From Strategy to Metrics: Building a World-Class Product Management Organization at Ancestry

By Constance Mietkowski, Laura McMyn Moon
2025 | Case No. SM386 | Length 16 pgs.

The case study follows Ancestry’s transformation under CEO Deborah Liu as she modernizes the product organization of the genealogy market leader. Upon joining in March 2021, Liu—an accomplished product leader with experience at Facebook, PayPal and eBay—faces the challenge of establishing a robust product discipline that can sustain Ancestry’s market leadership while positioning the company for future growth and preserving its mission-driven culture.

The case centers on the critical decision Liu faces in early 2022: whether to prioritize shipping new products to drive immediate growth, address accumulating technical debt, or first invest in building foundational product management capabilities. This dilemma illustrates the strategic tensions product leaders face when balancing short-term results against long-term organizational health.

Through Ancestry’s journey, readers witness how Ancestry’s leadership team navigates competing priorities: enhancing core offerings for loyal subscribers versus expanding into adjacent markets to attract new, untapped demographics. The case provides insights into translating high-level corporate strategy into actionable product roadmaps, establishing appropriate metrics frameworks, and making disciplined resource allocation decisions.

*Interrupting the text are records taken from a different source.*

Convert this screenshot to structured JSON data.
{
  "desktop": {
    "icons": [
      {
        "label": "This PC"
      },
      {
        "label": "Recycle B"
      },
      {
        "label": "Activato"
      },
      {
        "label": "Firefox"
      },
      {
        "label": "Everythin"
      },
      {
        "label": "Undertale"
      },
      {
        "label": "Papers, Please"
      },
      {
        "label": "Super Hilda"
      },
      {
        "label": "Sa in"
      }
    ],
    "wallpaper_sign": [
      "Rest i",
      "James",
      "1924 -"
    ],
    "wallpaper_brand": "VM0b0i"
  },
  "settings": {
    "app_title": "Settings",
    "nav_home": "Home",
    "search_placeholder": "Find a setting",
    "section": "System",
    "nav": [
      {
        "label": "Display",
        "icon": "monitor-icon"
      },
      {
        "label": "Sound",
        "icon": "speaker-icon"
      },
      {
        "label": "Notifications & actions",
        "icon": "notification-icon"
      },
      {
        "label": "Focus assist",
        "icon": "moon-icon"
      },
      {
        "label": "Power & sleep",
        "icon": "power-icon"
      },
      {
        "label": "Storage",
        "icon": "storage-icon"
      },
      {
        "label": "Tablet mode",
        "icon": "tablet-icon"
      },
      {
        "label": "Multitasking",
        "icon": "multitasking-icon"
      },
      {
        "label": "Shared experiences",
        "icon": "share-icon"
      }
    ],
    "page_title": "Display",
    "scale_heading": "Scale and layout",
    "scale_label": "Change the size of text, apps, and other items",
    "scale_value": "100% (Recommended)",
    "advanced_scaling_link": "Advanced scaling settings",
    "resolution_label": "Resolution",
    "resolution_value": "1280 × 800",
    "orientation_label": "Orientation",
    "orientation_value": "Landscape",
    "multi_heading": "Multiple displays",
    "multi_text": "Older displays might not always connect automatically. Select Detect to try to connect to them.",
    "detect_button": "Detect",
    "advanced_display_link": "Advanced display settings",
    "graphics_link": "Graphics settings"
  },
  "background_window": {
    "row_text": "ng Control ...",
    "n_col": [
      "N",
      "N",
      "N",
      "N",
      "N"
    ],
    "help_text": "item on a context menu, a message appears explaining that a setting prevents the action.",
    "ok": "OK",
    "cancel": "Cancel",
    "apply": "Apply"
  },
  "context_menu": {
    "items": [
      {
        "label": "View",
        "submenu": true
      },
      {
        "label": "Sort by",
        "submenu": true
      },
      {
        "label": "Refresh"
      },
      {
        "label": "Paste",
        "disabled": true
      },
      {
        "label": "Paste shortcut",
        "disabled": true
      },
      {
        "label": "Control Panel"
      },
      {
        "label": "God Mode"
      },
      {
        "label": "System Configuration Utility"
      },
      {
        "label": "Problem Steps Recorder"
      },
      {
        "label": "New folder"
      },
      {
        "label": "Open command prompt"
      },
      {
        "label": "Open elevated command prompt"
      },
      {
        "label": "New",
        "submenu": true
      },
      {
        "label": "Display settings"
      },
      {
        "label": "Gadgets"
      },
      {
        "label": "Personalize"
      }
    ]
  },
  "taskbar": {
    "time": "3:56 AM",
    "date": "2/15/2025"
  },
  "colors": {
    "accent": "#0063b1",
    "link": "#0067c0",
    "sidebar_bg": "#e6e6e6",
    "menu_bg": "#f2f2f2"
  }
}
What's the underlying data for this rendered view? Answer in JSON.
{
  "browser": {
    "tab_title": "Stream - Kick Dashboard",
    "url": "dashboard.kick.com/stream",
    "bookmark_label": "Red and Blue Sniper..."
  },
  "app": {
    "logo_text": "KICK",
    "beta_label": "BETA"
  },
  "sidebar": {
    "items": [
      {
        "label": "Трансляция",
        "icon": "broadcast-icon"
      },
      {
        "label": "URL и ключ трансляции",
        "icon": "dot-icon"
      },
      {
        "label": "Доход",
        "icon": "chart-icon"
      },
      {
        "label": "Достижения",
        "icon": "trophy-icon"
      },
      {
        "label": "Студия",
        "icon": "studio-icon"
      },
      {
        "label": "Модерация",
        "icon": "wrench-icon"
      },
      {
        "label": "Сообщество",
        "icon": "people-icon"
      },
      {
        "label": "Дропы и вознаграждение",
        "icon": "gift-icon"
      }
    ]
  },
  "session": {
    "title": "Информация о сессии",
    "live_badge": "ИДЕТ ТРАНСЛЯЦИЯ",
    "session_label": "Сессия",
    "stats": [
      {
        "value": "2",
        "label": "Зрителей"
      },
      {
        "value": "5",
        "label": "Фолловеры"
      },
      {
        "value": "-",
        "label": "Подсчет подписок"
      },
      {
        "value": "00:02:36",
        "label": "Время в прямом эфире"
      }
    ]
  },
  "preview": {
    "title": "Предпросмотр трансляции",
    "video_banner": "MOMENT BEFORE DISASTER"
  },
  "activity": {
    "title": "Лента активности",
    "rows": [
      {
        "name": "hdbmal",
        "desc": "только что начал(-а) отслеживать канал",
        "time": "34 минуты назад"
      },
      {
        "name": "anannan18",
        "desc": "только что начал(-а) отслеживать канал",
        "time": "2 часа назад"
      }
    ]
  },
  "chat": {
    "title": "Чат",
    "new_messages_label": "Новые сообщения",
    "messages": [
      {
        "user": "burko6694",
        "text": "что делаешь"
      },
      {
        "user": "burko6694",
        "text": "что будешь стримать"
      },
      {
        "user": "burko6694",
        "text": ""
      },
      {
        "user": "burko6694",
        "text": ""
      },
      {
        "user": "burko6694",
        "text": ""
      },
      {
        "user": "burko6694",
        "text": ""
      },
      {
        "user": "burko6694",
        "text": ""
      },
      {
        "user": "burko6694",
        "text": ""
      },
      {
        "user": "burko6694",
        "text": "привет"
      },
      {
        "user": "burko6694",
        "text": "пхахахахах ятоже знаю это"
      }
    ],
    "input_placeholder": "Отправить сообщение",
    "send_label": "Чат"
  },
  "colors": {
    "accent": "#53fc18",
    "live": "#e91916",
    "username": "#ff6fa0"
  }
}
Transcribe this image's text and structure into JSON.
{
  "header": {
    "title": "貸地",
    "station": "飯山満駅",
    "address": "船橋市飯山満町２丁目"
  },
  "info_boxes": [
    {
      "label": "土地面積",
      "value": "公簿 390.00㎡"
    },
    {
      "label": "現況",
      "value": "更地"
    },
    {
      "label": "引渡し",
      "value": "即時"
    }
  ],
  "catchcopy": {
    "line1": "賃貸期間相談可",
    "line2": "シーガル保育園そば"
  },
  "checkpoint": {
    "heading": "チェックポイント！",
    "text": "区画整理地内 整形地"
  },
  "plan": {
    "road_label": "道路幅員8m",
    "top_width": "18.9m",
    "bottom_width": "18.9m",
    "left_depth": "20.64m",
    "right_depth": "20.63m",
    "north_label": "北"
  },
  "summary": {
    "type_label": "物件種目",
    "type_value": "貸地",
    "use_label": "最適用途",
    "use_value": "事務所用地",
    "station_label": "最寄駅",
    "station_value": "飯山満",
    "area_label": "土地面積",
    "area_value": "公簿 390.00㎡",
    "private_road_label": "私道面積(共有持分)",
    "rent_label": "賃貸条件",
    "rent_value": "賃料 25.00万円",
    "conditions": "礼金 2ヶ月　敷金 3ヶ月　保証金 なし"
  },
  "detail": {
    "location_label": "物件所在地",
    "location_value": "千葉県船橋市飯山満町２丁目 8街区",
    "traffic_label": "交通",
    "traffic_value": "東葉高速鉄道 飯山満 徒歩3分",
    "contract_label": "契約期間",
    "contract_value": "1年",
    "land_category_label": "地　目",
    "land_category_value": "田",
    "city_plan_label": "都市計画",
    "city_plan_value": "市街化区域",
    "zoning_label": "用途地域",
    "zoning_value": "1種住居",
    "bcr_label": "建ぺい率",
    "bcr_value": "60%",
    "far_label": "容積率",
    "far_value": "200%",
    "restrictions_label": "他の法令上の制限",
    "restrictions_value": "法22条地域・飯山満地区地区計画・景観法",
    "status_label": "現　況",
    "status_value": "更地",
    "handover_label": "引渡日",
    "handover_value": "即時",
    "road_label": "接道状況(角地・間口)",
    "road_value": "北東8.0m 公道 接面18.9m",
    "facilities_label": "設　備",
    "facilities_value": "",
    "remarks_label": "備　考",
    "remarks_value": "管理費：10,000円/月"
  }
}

Students analyze how product leaders build organizational alignment during periods of transformation, develop frameworks for feature prioritization, and implement structured processes without stifling innovation.

Learning Objective

  1. Explain how product leaders systematically translate high-level corporate mission and strategy into actionable product vision, strategy and metrics to guide day-to-day decision making and align teams across the organization.
  2. Analyze how product leaders make critical trade-off decisions between competing priorities in resource-constrained environments—from strategic decisions to feature prioritization.
  3. Illustrate the “70-30 rule” of how companies allocate resources between strengthening their core offerings for existing customers versus expanding into untapped, adjacent markets to reach new customer segments—particularly in the context of an established market leader seeking continued growth.